Harry used the side of the knife to grind the beans. To his surprise, the beans immediately oozed a large amount of juice, and he even doubted that the crumpled beans could hold that much juice. He hastened to shovel them all into the cauldron, and to his astonishment he found that the potion had immediately turned the pale lilac color described in the textbook.
His anger at the book's old owner vanished in a flash.
Harry squinted at the next line of instructions in the book. According to the textbook, he had to stir the potion in a counterclockwise direction until it became clear. But according to the book's old owner's note, he should have added a clockwise stir after every seven times of counterclockwise stirring. Could this old master be right again? Harry held his breath and stirred in a counterclockwise direction, then stirred it in a clockwise direction. It worked fast! The potion turned a very pale pink.
"How did you do that?" Hermione asked, her face flushed, her hair getting thicker and thicker in the smoke coming from the cauldron; Her potion was still purple.
"Add a more clockwise stir-" "No, no, the book says it's counterclockwise!" She jerked him off.
Harry shrugged and went about his course. Seven times counterclockwise, one clockwise, pause...... Seven times counterclockwise, one clockwise...... On the other side of the table, Ron was cursing in a low voice, his potion looking like a licorice root potion. Harry glanced around, no one's potion could be as light as his. He felt very proud that this had never happened in this underground classroom before.
"Time...... Arrive! Slavhorn shouted. Please stop stirring! Slahhorn slowly surveyed each crucible between his desks.

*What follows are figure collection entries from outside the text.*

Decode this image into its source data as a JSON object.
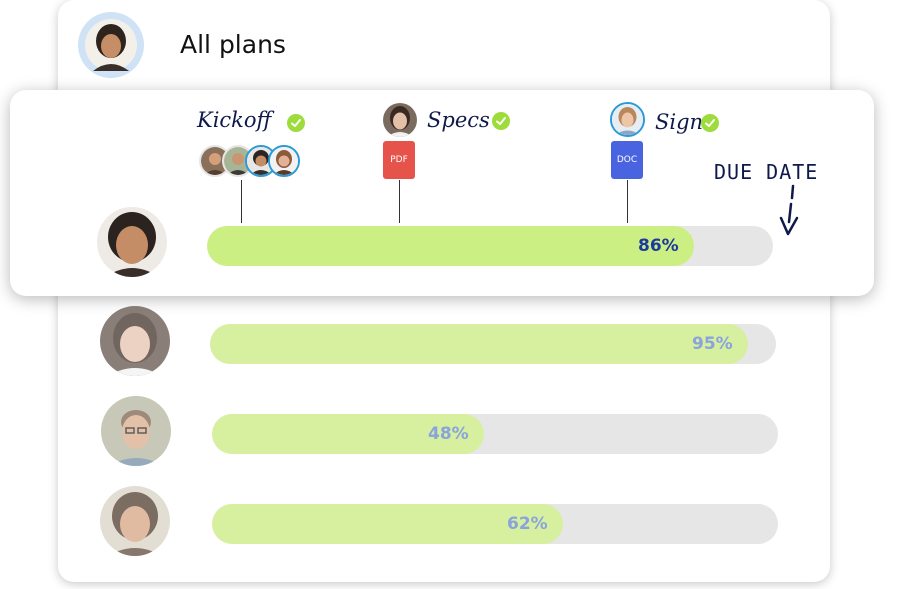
{
  "header": {
    "title": "All plans",
    "avatar": "person-avatar"
  },
  "milestones": [
    {
      "label": "Kickoff",
      "status_icon": "check-circle-icon",
      "attachment": "team-avatars"
    },
    {
      "label": "Specs",
      "status_icon": "check-circle-icon",
      "attachment": "PDF"
    },
    {
      "label": "Sign",
      "status_icon": "check-circle-icon",
      "attachment": "DOC"
    }
  ],
  "due_date_label": "DUE DATE",
  "colors": {
    "fill_active": "#cbef83",
    "fill_faded": "#d6f0a0",
    "track": "#e6e6e6",
    "check": "#9ddc3a",
    "pdf": "#e5534b",
    "doc": "#4a63e0",
    "percent_active": "#1b3a9e",
    "percent_faded": "#8aa3dc"
  },
  "plans": [
    {
      "progress": 86,
      "label": "86%"
    },
    {
      "progress": 95,
      "label": "95%"
    },
    {
      "progress": 48,
      "label": "48%"
    },
    {
      "progress": 62,
      "label": "62%"
    }
  ]
}
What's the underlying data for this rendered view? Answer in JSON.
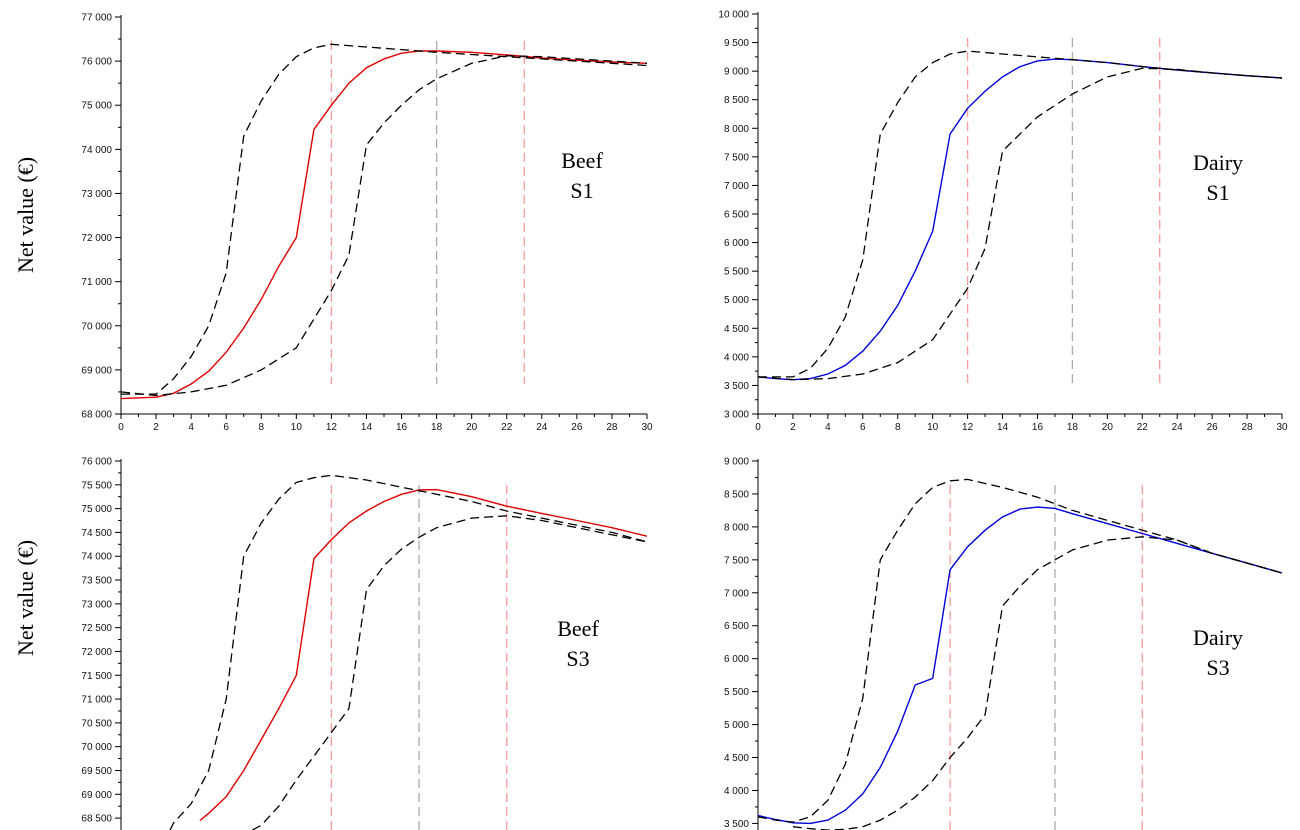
{
  "figure": {
    "ylabel_top": "Net value (€)",
    "ylabel_bottom": "Net value (€)"
  },
  "chart_data": [
    {
      "type": "line",
      "annotation": [
        "Beef",
        "S1"
      ],
      "xlim": [
        0,
        30
      ],
      "ylim": [
        68000,
        77000
      ],
      "xticks": [
        0,
        2,
        4,
        6,
        8,
        10,
        12,
        14,
        16,
        18,
        20,
        22,
        24,
        26,
        28,
        30
      ],
      "yticks": [
        68000,
        69000,
        70000,
        71000,
        72000,
        73000,
        74000,
        75000,
        76000,
        77000
      ],
      "ytick_labels": [
        "68 000",
        "69 000",
        "70 000",
        "71 000",
        "72 000",
        "73 000",
        "74 000",
        "75 000",
        "76 000",
        "77 000"
      ],
      "vlines": [
        {
          "x": 12,
          "color": "#ff9999"
        },
        {
          "x": 18,
          "color": "#aaaaaa"
        },
        {
          "x": 23,
          "color": "#ff9999"
        }
      ],
      "series": [
        {
          "style": "solid",
          "color": "#e00000",
          "x": [
            0,
            2,
            3,
            4,
            5,
            6,
            7,
            8,
            9,
            10,
            11,
            12,
            13,
            14,
            15,
            16,
            17,
            18,
            20,
            22,
            24,
            26,
            28,
            30
          ],
          "y": [
            68350,
            68380,
            68470,
            68680,
            68970,
            69400,
            69950,
            70600,
            71350,
            72000,
            74450,
            75000,
            75500,
            75850,
            76050,
            76180,
            76230,
            76230,
            76200,
            76140,
            76070,
            76020,
            75980,
            75950
          ]
        },
        {
          "style": "dashed",
          "color": "#000000",
          "x": [
            0,
            2,
            3,
            4,
            5,
            6,
            7,
            8,
            9,
            10,
            11,
            12,
            14,
            16,
            18,
            20,
            22,
            24,
            26,
            28,
            30
          ],
          "y": [
            68450,
            68450,
            68800,
            69300,
            70000,
            71200,
            74300,
            75100,
            75700,
            76100,
            76300,
            76380,
            76320,
            76260,
            76200,
            76150,
            76100,
            76050,
            76000,
            75950,
            75900
          ]
        },
        {
          "style": "dashed",
          "color": "#000000",
          "x": [
            0,
            2,
            4,
            6,
            8,
            10,
            12,
            13,
            14,
            15,
            16,
            17,
            18,
            20,
            22,
            24,
            26,
            28,
            30
          ],
          "y": [
            68500,
            68420,
            68500,
            68650,
            69000,
            69500,
            70800,
            71600,
            74100,
            74600,
            75000,
            75350,
            75600,
            75950,
            76120,
            76100,
            76050,
            76000,
            75950
          ]
        }
      ]
    },
    {
      "type": "line",
      "annotation": [
        "Dairy",
        "S1"
      ],
      "xlim": [
        0,
        30
      ],
      "ylim": [
        3000,
        10000
      ],
      "xticks": [
        0,
        2,
        4,
        6,
        8,
        10,
        12,
        14,
        16,
        18,
        20,
        22,
        24,
        26,
        28,
        30
      ],
      "yticks": [
        3000,
        3500,
        4000,
        4500,
        5000,
        5500,
        6000,
        6500,
        7000,
        7500,
        8000,
        8500,
        9000,
        9500,
        10000
      ],
      "ytick_labels": [
        "3 000",
        "3 500",
        "4 000",
        "4 500",
        "5 000",
        "5 500",
        "6 000",
        "6 500",
        "7 000",
        "7 500",
        "8 000",
        "8 500",
        "9 000",
        "9 500",
        "10 000"
      ],
      "vlines": [
        {
          "x": 12,
          "color": "#ff9999"
        },
        {
          "x": 18,
          "color": "#aaaaaa"
        },
        {
          "x": 23,
          "color": "#ff9999"
        }
      ],
      "series": [
        {
          "style": "solid",
          "color": "#0000dd",
          "x": [
            0,
            1,
            2,
            3,
            4,
            5,
            6,
            7,
            8,
            9,
            10,
            11,
            12,
            13,
            14,
            15,
            16,
            17,
            18,
            20,
            22,
            24,
            26,
            28,
            30
          ],
          "y": [
            3650,
            3620,
            3600,
            3620,
            3700,
            3850,
            4100,
            4450,
            4900,
            5500,
            6200,
            7900,
            8350,
            8650,
            8900,
            9080,
            9180,
            9210,
            9200,
            9150,
            9080,
            9020,
            8970,
            8920,
            8880
          ]
        },
        {
          "style": "dashed",
          "color": "#000000",
          "x": [
            0,
            2,
            3,
            4,
            5,
            6,
            7,
            8,
            9,
            10,
            11,
            12,
            14,
            16,
            18,
            20,
            22,
            24,
            26,
            28,
            30
          ],
          "y": [
            3650,
            3650,
            3800,
            4150,
            4700,
            5700,
            7900,
            8450,
            8900,
            9150,
            9300,
            9350,
            9300,
            9250,
            9200,
            9150,
            9080,
            9020,
            8970,
            8920,
            8880
          ]
        },
        {
          "style": "dashed",
          "color": "#000000",
          "x": [
            0,
            2,
            4,
            6,
            8,
            10,
            12,
            13,
            14,
            15,
            16,
            17,
            18,
            20,
            22,
            24,
            26,
            28,
            30
          ],
          "y": [
            3650,
            3600,
            3620,
            3700,
            3900,
            4300,
            5200,
            5900,
            7600,
            7900,
            8200,
            8400,
            8600,
            8900,
            9050,
            9030,
            8970,
            8920,
            8880
          ]
        }
      ]
    },
    {
      "type": "line",
      "annotation": [
        "Beef",
        "S3"
      ],
      "xlim": [
        0,
        30
      ],
      "ylim": [
        68250,
        76000
      ],
      "xticks": [],
      "yticks": [
        68500,
        69000,
        69500,
        70000,
        70500,
        71000,
        71500,
        72000,
        72500,
        73000,
        73500,
        74000,
        74500,
        75000,
        75500,
        76000
      ],
      "ytick_labels": [
        "68 500",
        "69 000",
        "69 500",
        "70 000",
        "70 500",
        "71 000",
        "71 500",
        "72 000",
        "72 500",
        "73 000",
        "73 500",
        "74 000",
        "74 500",
        "75 000",
        "75 500",
        "76 000"
      ],
      "vlines": [
        {
          "x": 12,
          "color": "#ff9999"
        },
        {
          "x": 17,
          "color": "#aaaaaa"
        },
        {
          "x": 22,
          "color": "#ff9999"
        }
      ],
      "series": [
        {
          "style": "solid",
          "color": "#e00000",
          "x": [
            4.5,
            5,
            6,
            7,
            8,
            9,
            10,
            11,
            12,
            13,
            14,
            15,
            16,
            17,
            18,
            20,
            22,
            24,
            26,
            28,
            30
          ],
          "y": [
            68450,
            68600,
            68950,
            69500,
            70150,
            70800,
            71500,
            73950,
            74350,
            74700,
            74950,
            75150,
            75300,
            75390,
            75400,
            75250,
            75050,
            74900,
            74750,
            74600,
            74420
          ]
        },
        {
          "style": "dashed",
          "color": "#000000",
          "x": [
            2.8,
            3,
            4,
            5,
            6,
            7,
            8,
            9,
            10,
            11,
            12,
            14,
            16,
            18,
            20,
            22,
            24,
            26,
            28,
            30
          ],
          "y": [
            68250,
            68400,
            68800,
            69500,
            71000,
            74000,
            74700,
            75200,
            75550,
            75650,
            75700,
            75600,
            75450,
            75300,
            75150,
            74950,
            74800,
            74650,
            74500,
            74300
          ]
        },
        {
          "style": "dashed",
          "color": "#000000",
          "x": [
            7.5,
            8,
            9,
            10,
            11,
            12,
            13,
            14,
            15,
            16,
            17,
            18,
            20,
            22,
            24,
            26,
            28,
            30
          ],
          "y": [
            68250,
            68350,
            68750,
            69300,
            69800,
            70300,
            70800,
            73300,
            73800,
            74150,
            74400,
            74600,
            74800,
            74850,
            74750,
            74600,
            74450,
            74300
          ]
        }
      ]
    },
    {
      "type": "line",
      "annotation": [
        "Dairy",
        "S3"
      ],
      "xlim": [
        0,
        30
      ],
      "ylim": [
        3400,
        9000
      ],
      "xticks": [],
      "yticks": [
        3500,
        4000,
        4500,
        5000,
        5500,
        6000,
        6500,
        7000,
        7500,
        8000,
        8500,
        9000
      ],
      "ytick_labels": [
        "3 500",
        "4 000",
        "4 500",
        "5 000",
        "5 500",
        "6 000",
        "6 500",
        "7 000",
        "7 500",
        "8 000",
        "8 500",
        "9 000"
      ],
      "vlines": [
        {
          "x": 11,
          "color": "#ff9999"
        },
        {
          "x": 17,
          "color": "#aaaaaa"
        },
        {
          "x": 22,
          "color": "#ff9999"
        }
      ],
      "series": [
        {
          "style": "solid",
          "color": "#0000dd",
          "x": [
            0,
            1,
            2,
            3,
            4,
            5,
            6,
            7,
            8,
            9,
            10,
            11,
            12,
            13,
            14,
            15,
            16,
            17,
            18,
            20,
            22,
            24,
            26,
            28,
            30
          ],
          "y": [
            3620,
            3560,
            3510,
            3500,
            3550,
            3700,
            3950,
            4350,
            4900,
            5600,
            5700,
            7350,
            7700,
            7950,
            8150,
            8270,
            8300,
            8280,
            8200,
            8050,
            7900,
            7750,
            7600,
            7450,
            7300
          ]
        },
        {
          "style": "dashed",
          "color": "#000000",
          "x": [
            0,
            1,
            2,
            3,
            4,
            5,
            6,
            7,
            8,
            9,
            10,
            11,
            12,
            14,
            16,
            18,
            20,
            22,
            24,
            26,
            28,
            30
          ],
          "y": [
            3600,
            3550,
            3520,
            3600,
            3850,
            4400,
            5400,
            7500,
            7950,
            8350,
            8600,
            8700,
            8720,
            8600,
            8450,
            8250,
            8100,
            7950,
            7800,
            7600,
            7450,
            7300
          ]
        },
        {
          "style": "dashed",
          "color": "#000000",
          "x": [
            2,
            3,
            4,
            5,
            6,
            7,
            8,
            9,
            10,
            11,
            12,
            13,
            14,
            15,
            16,
            17,
            18,
            20,
            22,
            24,
            26,
            28,
            30
          ],
          "y": [
            3450,
            3420,
            3400,
            3410,
            3450,
            3550,
            3700,
            3900,
            4150,
            4500,
            4800,
            5150,
            6800,
            7100,
            7350,
            7500,
            7650,
            7800,
            7850,
            7800,
            7600,
            7450,
            7300
          ]
        }
      ]
    }
  ]
}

He didn't comment, except to stir the potion or sniff it once in a while. Finally, he made his way to the table where Harry, Ron, Hermione, and Ernie were sitting. He smiled wryly at the asphalt-like stuff in Ron's crucible. He quickly swept over Ernie's navy blue mixture and nodded in satisfaction with Hermione's potion. Then he saw Harry's, and a smile of surprise bloomed on his face.
"The undisputed winner!" He shouted at the entire underground classroom. "Great, wonderful, Harry! My God, it's clear that you've inherited your mother's talent. She's a potions master, and Lily is! Hold, then, hold - a bottle of Elixir and, as promised, use it well! β
Harry stuffed the vial of golden liquid into his inner pocket, feeling mixed feelings, happy to see the fury on the Slytherin student's face, and guilty at Hermione's look of regret.
In short, he is quite conflicted inside.